Alan Pardew has vowed he will not become the latest manager to quit the top job at Newcastle United.
High-profile names like Kevin Keegan, Jim Smith, Jack Charlton and Ruud Gullit have walked out on the club in the past, and Pardew is under increasing pressure after a run of six straight defeats heading into the weekend.
But Pardew says he will not be bidding any farewells at the end of a turbulent season that included a fine start and poor finish, as well as the furore surrounding the departure of controversial director of football Joe Kinnear and star midfielder Yohan Cabaye.
"My belief in what I do has to stay strong," Pardew said.
"I can't give any weak message to my wife, to my daughter and certainly not to the players. And I won't.
"That has to be how you are. If you resign then something is not right in your make up.
"I honestly believe that you have to be strong when the tough periods come - because they are going to come.

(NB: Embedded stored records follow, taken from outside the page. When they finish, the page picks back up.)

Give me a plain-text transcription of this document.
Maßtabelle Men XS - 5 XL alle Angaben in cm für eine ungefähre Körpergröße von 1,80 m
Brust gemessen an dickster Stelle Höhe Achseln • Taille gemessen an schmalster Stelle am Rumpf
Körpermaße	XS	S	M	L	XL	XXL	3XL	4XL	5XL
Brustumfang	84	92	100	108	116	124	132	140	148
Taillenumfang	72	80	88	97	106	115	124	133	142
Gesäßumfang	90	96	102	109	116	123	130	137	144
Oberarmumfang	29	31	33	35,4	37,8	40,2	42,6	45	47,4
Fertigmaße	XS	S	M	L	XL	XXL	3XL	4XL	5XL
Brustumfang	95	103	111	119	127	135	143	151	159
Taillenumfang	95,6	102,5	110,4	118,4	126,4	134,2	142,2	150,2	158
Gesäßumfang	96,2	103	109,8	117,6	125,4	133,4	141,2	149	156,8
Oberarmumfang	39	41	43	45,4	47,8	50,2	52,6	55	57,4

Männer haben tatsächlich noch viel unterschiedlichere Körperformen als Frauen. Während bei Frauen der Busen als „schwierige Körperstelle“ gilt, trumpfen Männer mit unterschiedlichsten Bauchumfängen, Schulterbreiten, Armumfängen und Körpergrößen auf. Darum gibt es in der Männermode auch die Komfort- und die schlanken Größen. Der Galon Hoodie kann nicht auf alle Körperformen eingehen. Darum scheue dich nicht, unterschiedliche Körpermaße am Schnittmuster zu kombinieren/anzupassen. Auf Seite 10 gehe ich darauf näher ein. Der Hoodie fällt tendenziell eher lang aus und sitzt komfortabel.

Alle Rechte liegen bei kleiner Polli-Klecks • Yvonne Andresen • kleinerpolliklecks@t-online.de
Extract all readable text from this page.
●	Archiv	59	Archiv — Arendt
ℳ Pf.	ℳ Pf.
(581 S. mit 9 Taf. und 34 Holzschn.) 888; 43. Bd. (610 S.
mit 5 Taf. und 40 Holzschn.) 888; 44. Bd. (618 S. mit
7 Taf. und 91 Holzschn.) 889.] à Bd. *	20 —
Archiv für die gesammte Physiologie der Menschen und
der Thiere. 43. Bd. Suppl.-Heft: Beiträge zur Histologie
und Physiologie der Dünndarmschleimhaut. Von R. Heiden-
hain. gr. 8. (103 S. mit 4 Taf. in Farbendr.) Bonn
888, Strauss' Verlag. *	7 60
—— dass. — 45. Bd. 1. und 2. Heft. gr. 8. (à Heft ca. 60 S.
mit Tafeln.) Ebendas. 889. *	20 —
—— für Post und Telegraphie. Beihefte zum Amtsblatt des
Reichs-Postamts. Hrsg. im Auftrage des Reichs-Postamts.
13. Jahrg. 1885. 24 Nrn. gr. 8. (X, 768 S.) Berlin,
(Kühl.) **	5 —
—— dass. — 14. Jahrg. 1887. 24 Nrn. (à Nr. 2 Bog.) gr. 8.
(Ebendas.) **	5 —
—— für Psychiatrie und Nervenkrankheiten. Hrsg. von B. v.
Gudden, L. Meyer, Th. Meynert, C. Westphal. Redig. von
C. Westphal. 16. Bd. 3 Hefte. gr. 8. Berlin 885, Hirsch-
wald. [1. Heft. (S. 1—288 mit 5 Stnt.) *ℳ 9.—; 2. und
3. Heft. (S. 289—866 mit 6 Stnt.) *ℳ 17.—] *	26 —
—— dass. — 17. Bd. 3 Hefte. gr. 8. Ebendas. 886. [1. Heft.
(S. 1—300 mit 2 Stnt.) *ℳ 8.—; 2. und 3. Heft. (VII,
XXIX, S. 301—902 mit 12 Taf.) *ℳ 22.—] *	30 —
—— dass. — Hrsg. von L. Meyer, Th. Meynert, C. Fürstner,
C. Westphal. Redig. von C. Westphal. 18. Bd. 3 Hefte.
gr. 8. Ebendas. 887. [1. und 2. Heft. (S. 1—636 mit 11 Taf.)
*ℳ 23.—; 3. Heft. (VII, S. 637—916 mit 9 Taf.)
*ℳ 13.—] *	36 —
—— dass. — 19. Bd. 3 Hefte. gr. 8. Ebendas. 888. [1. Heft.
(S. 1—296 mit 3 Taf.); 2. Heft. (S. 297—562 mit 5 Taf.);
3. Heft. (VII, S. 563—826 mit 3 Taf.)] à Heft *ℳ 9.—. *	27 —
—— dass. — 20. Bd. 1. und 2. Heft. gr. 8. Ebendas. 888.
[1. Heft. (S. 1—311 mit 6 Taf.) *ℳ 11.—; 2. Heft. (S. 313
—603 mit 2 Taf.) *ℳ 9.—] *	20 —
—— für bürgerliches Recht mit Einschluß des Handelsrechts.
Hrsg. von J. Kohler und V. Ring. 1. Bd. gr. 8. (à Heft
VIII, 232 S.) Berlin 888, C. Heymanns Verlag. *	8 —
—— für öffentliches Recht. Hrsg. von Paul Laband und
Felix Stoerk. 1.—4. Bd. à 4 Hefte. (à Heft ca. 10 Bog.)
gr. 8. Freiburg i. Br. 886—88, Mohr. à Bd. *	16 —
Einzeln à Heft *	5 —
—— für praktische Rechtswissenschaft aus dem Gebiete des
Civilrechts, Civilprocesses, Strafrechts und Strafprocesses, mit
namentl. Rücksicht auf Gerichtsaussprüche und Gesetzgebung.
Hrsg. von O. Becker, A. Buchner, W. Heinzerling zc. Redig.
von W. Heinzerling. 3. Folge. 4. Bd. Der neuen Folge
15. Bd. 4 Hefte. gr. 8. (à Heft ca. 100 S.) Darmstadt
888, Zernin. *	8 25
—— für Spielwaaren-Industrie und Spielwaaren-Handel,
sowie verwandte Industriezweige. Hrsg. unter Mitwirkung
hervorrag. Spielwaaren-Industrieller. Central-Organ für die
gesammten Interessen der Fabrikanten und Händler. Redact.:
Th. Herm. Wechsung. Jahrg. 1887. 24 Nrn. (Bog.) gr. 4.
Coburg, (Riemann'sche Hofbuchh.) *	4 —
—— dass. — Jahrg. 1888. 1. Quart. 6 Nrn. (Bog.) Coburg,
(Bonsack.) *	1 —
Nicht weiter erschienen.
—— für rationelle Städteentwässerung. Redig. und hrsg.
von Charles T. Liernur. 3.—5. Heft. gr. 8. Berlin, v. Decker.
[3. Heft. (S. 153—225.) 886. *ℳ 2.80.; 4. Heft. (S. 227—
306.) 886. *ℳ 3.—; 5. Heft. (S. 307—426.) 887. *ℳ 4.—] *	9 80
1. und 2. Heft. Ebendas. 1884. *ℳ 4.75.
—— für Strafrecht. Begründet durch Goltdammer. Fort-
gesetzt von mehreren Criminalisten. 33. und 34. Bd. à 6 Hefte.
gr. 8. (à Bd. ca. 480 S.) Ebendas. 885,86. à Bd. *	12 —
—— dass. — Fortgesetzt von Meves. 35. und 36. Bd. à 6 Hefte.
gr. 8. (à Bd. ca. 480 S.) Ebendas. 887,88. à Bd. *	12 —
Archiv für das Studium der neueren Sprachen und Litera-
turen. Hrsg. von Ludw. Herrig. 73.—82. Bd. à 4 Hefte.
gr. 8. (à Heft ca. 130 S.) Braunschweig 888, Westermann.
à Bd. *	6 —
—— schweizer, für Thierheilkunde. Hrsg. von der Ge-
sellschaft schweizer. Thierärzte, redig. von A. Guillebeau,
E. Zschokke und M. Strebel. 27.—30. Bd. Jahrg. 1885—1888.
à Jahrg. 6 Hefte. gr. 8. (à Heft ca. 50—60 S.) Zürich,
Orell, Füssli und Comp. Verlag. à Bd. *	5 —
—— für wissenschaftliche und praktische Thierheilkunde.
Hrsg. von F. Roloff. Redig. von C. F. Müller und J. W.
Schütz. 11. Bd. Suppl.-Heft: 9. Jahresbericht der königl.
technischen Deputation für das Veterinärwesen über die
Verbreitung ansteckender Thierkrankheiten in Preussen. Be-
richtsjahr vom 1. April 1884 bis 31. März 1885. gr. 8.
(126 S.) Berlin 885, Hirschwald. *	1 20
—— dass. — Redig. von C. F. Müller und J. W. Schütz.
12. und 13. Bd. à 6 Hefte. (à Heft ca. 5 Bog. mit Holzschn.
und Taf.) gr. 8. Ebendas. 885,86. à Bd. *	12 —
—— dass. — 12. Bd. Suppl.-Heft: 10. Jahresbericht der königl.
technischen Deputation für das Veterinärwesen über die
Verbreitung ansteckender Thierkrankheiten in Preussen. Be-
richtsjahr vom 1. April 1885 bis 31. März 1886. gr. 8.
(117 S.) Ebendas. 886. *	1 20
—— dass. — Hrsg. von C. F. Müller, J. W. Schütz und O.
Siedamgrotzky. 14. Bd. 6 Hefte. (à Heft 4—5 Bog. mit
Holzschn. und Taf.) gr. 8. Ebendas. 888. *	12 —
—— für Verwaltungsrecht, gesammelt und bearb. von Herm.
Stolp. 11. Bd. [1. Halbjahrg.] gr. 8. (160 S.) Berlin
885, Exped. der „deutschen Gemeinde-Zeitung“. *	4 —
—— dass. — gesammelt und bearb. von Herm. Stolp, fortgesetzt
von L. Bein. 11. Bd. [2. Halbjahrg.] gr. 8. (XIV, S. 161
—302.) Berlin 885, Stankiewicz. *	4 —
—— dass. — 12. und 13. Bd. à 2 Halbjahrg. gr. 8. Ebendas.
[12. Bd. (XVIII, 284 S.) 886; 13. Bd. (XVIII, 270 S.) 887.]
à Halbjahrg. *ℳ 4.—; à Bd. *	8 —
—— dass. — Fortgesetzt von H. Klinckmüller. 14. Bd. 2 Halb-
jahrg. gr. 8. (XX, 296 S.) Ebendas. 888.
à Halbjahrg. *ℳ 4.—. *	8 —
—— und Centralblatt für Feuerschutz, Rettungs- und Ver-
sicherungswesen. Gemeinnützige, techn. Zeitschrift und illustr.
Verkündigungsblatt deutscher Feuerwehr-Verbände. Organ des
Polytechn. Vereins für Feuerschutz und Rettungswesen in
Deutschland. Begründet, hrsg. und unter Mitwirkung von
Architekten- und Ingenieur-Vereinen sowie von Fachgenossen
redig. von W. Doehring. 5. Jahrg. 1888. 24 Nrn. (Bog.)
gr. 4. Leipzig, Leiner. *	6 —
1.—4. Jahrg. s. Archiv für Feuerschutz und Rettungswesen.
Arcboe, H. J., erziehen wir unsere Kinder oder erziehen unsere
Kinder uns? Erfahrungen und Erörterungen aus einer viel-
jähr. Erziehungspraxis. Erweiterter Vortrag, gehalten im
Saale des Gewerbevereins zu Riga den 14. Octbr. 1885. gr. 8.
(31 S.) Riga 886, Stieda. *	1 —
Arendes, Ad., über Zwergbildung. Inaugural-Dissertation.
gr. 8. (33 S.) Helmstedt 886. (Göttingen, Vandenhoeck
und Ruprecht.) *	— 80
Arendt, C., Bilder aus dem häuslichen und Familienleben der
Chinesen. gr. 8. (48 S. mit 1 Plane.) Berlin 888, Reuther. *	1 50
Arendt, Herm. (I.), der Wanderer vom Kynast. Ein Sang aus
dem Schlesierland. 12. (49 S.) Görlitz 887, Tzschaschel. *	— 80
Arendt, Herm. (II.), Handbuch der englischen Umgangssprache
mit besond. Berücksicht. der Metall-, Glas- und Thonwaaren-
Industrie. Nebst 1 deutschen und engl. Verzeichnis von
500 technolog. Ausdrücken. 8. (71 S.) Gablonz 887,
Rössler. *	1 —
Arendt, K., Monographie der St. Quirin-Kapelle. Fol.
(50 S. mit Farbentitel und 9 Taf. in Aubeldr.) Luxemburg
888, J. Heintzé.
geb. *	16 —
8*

"If you are going to keep resigning when tough periods come and you want out, then you shouldn't be doing the job."
Pardew has also been given the backing of centre-back Fabricio Coloccini, who says it is Newcastle's players who should be blamed for their bad end to the Premier League season, not their manager.
He told The Sun: "We all still believe in him. We trust in the manager and we trust in our players.
"When you have six defeats in a row, it is obvious morale is not going to be the best but he has the power to turn it around.
"I always say the players and staff have to take responsibility for results - but the players have to take a bigger percentage of that responsibility.
"We are the ones who go on the pitch, we are the ones who have to fight for the ball, we are the ones who have to make the tackles.
"The manager organises us and plans for games but all the players need to step up.
"It is not true that we are thinking about our holidays, especially as we have not reached our target yet. Nobody is thinking about holidays, families or problems - you are on the pitch and you are playing in front of 50,000 people who support you, so you are focused on wanting to win.
"I understand the fans' reaction. I am a fan, too, and get angry when my players are not playing well or getting results.
"But they have to know we are trying our best to win. We know we are not in a good period so we are fighting and working very hard on the training ground. At the moment we are not doing the right things on the pitch, which is why we are not getting the results."